Aynı sound... Aynı atmosfer...
PSİKOLOJİ
MOR VE ÖTESİ İLE BİRLİKTE HARBİYE’DE UYANIYORUZ
YILIN ilk gününün en güzel sürprizlerinden biri, “Mor ve Ötesi”nin hafızalara kazınan 2019 senfonik Harbiye konserinin canlı kayıtlarının streaming platformlara konması oldu.
Özellikle bütün Açıkhava’nın birlikte söylediği senfonik “Uyan” yılın ilk gününde bana çok iyi geldi... Mor ve Ötesi’ni özlemişim...
Galiba bu şarkı pandemi sonrası yaşayacağımız “uyanış ve yeniden hayata dönüşün” psikolojik duygu iklimini şimdiden veriyor.
COVID DİŞİ Mİ ERKEK Mİ
BAŞYAZARDAN ALDIĞIM TALİMATLA YILIN TARTIŞMASINI BAŞLATIYORUM
KONU şu:
“COVID-19 virüsü erkek midir yoksa dişi mi?”
“Manasız bir konu” falan demeyin emir yüksek yerden geldi... Hürriyet başyazarı Prof. Osman Müftüoğlu dün yeni yılda gazetenin yazarlarından beklediklerini yazdı.
*
Benim payıma da şu düşmüş:
“Ertuğrul Özkök şu film, kitap işlerine bir ara verip, seviyeli magazinci olarak COVID-19 meselesine dalsın. Mesela COVID-19 virüsü dişi midir erkek mi araştırsın.”
*
Vallahi hiç aklıma gelmemişti... Tabii önce Osman Hoca’ya sordum...
Bu konuyu dün sabah kahvaltıda aile ortamında tartışmışlar.
Orada oluşan görüş şuymuş:
Virüs dişidir...
Çünkü o geldiği yere o kadar sıkı sarılıyor ki ve bırakmıyor ki, bu da onun dişi karakter olduğunu gösteriyor.
*
Tabii ben daha bilimsel bir araştırma yaptım.
Girip Google’da baktım.
- Biyokimyacı François Jacob’a göre “virüsler, basit oluşumlar...”
Bildiğimiz dişi organizmalar çok komplike olduğuna göre virüslerin dişi olması ihtimali az.
*
Dahası da var:
- Virüslerin canlı organizmalarla ortak bir yanı yok... Ne mi mesela?
Bir kültür ortamına yerleştirildiklerinde metabolik faaliyetleri yok. Yani ne enerji üretebiliyor, yayabiliyor...
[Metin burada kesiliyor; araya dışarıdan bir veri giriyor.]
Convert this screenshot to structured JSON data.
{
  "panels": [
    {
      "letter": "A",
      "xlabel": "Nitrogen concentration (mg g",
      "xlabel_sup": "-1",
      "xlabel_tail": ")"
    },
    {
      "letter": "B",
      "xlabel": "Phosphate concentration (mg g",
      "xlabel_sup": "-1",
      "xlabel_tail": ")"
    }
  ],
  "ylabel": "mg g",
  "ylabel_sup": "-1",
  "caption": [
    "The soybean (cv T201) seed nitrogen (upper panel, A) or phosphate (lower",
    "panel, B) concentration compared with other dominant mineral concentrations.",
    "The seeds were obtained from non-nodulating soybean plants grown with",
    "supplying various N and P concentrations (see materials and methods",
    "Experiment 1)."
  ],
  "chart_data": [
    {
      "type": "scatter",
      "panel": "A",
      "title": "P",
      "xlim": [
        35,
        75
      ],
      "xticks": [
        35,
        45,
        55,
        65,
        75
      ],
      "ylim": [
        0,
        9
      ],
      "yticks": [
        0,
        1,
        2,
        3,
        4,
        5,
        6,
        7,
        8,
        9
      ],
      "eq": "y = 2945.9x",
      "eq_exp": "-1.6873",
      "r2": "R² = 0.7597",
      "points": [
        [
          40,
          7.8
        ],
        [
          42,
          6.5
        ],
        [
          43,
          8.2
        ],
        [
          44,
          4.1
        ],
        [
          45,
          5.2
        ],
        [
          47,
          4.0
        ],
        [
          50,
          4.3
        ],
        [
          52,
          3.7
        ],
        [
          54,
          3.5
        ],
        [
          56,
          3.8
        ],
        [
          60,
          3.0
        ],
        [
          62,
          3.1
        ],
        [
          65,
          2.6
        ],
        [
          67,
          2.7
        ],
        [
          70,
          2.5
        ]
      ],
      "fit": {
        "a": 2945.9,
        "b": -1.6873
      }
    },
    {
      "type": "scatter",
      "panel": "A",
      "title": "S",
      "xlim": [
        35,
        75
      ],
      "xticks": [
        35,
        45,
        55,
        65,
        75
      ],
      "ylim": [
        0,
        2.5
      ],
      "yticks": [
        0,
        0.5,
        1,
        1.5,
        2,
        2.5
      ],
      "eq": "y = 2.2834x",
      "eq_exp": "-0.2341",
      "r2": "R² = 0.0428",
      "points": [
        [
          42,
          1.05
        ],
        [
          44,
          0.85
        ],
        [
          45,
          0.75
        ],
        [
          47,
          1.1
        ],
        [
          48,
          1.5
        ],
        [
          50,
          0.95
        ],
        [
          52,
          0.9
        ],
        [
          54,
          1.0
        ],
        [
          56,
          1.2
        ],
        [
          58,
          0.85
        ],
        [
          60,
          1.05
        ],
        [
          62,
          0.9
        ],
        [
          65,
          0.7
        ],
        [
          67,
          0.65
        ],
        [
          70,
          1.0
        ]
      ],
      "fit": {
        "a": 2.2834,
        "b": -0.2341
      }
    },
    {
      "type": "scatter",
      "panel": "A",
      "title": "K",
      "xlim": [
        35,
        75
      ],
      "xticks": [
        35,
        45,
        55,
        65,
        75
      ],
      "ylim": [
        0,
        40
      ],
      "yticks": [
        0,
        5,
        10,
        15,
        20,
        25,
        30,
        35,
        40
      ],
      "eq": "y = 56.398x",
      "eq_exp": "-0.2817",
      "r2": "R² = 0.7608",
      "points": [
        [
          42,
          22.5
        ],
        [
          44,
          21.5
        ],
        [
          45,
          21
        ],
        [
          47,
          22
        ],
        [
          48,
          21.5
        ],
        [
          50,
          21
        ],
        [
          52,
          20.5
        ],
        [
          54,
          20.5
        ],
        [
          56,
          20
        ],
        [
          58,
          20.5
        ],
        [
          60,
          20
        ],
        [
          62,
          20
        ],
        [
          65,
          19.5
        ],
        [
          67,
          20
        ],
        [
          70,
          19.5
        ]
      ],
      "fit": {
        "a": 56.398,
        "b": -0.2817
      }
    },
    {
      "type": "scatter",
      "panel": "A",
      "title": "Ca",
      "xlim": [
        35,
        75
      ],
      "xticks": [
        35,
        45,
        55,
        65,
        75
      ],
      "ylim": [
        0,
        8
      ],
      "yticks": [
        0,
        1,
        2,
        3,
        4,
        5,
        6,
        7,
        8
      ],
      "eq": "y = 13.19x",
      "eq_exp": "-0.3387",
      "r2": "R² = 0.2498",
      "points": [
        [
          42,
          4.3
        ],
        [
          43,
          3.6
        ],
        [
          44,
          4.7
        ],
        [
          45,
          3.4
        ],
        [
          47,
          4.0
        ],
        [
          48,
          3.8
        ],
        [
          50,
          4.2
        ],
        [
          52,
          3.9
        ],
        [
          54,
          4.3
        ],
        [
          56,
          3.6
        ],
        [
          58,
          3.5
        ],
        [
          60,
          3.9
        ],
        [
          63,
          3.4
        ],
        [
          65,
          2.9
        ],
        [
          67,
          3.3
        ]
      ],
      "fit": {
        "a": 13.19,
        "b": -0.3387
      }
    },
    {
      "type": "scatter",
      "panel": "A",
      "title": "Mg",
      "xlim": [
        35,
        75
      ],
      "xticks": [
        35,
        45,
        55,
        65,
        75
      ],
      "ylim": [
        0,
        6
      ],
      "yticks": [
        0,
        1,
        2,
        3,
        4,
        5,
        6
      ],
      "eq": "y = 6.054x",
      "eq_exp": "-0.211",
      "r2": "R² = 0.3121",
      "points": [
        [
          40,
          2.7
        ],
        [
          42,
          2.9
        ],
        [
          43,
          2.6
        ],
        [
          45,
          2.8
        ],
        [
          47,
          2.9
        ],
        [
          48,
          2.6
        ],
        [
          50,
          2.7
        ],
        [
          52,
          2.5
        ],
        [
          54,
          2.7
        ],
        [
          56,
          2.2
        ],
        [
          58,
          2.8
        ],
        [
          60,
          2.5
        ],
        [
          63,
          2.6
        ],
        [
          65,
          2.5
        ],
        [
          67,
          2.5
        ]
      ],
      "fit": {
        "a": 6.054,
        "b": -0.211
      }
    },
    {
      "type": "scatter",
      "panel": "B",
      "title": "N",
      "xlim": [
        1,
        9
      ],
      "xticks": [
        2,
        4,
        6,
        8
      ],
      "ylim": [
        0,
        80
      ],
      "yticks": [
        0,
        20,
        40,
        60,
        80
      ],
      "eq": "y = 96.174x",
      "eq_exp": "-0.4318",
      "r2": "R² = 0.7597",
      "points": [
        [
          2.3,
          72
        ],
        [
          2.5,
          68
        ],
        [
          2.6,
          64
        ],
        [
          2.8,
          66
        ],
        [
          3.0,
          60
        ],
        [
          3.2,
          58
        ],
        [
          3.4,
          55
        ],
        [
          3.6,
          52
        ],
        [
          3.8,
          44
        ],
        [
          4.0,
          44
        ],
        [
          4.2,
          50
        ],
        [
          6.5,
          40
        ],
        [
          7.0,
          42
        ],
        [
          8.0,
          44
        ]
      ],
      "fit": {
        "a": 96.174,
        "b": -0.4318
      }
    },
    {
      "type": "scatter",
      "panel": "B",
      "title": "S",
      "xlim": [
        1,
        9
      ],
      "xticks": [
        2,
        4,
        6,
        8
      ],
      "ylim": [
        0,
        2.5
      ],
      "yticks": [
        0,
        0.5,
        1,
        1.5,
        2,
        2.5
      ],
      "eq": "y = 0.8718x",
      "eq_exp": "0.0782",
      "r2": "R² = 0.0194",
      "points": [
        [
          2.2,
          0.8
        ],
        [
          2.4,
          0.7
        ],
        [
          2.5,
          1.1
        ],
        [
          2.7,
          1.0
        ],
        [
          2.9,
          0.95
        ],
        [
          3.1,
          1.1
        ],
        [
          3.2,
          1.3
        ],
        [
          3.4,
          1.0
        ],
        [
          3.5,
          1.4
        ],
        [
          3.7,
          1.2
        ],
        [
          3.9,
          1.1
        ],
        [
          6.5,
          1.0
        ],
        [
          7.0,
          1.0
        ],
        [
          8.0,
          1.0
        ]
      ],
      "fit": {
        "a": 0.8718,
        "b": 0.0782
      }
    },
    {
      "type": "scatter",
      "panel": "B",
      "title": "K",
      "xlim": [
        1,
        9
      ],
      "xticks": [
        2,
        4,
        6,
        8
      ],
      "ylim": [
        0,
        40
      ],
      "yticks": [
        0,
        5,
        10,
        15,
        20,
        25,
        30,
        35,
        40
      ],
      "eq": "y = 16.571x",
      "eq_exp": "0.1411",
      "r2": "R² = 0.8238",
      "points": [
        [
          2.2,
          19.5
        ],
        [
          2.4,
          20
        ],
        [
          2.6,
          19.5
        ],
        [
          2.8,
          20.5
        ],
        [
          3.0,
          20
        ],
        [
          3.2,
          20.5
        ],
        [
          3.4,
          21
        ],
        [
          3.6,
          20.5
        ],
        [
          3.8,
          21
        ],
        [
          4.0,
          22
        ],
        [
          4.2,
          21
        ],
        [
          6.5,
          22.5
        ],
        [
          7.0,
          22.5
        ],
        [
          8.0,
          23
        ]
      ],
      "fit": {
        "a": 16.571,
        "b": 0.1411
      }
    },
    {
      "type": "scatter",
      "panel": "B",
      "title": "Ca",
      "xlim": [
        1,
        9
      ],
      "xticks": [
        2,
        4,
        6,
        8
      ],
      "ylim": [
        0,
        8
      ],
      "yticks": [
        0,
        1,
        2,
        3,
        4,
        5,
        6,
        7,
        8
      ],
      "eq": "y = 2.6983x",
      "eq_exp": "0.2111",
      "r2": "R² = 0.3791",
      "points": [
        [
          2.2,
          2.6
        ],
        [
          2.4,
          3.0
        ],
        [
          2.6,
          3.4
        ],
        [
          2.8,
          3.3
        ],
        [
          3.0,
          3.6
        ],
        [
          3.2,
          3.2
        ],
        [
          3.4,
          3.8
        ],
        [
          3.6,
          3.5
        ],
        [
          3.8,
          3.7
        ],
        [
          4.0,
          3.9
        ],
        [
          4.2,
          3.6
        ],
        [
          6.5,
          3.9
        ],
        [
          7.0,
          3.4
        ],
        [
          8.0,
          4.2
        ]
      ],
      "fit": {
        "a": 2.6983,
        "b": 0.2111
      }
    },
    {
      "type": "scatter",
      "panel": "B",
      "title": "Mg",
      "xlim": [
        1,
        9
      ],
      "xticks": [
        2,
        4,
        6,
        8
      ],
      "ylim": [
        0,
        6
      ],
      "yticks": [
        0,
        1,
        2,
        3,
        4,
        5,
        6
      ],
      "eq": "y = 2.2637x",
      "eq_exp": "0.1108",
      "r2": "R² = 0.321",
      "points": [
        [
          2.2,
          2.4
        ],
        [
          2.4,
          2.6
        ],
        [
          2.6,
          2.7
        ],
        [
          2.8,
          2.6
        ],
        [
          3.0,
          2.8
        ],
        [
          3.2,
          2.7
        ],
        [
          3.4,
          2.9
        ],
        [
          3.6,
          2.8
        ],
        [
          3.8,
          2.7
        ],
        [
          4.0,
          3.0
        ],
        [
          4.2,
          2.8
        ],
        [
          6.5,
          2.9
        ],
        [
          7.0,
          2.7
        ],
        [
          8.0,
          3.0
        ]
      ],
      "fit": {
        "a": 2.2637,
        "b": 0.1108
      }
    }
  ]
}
Ne de enerji tüketebiliyor, enerjinizi alabiliyor... Ne büyüyorlar, ne de çoğalabiliyorlar...
*
Bilimsel açıdan baktığınızda bu sizde, virüsün daha çok salak bir erkek tipine benzediği izlenimi yaratmıyor mu?
*
Bunlar sadece ön izlenim. Araştırmalarım devam edecek.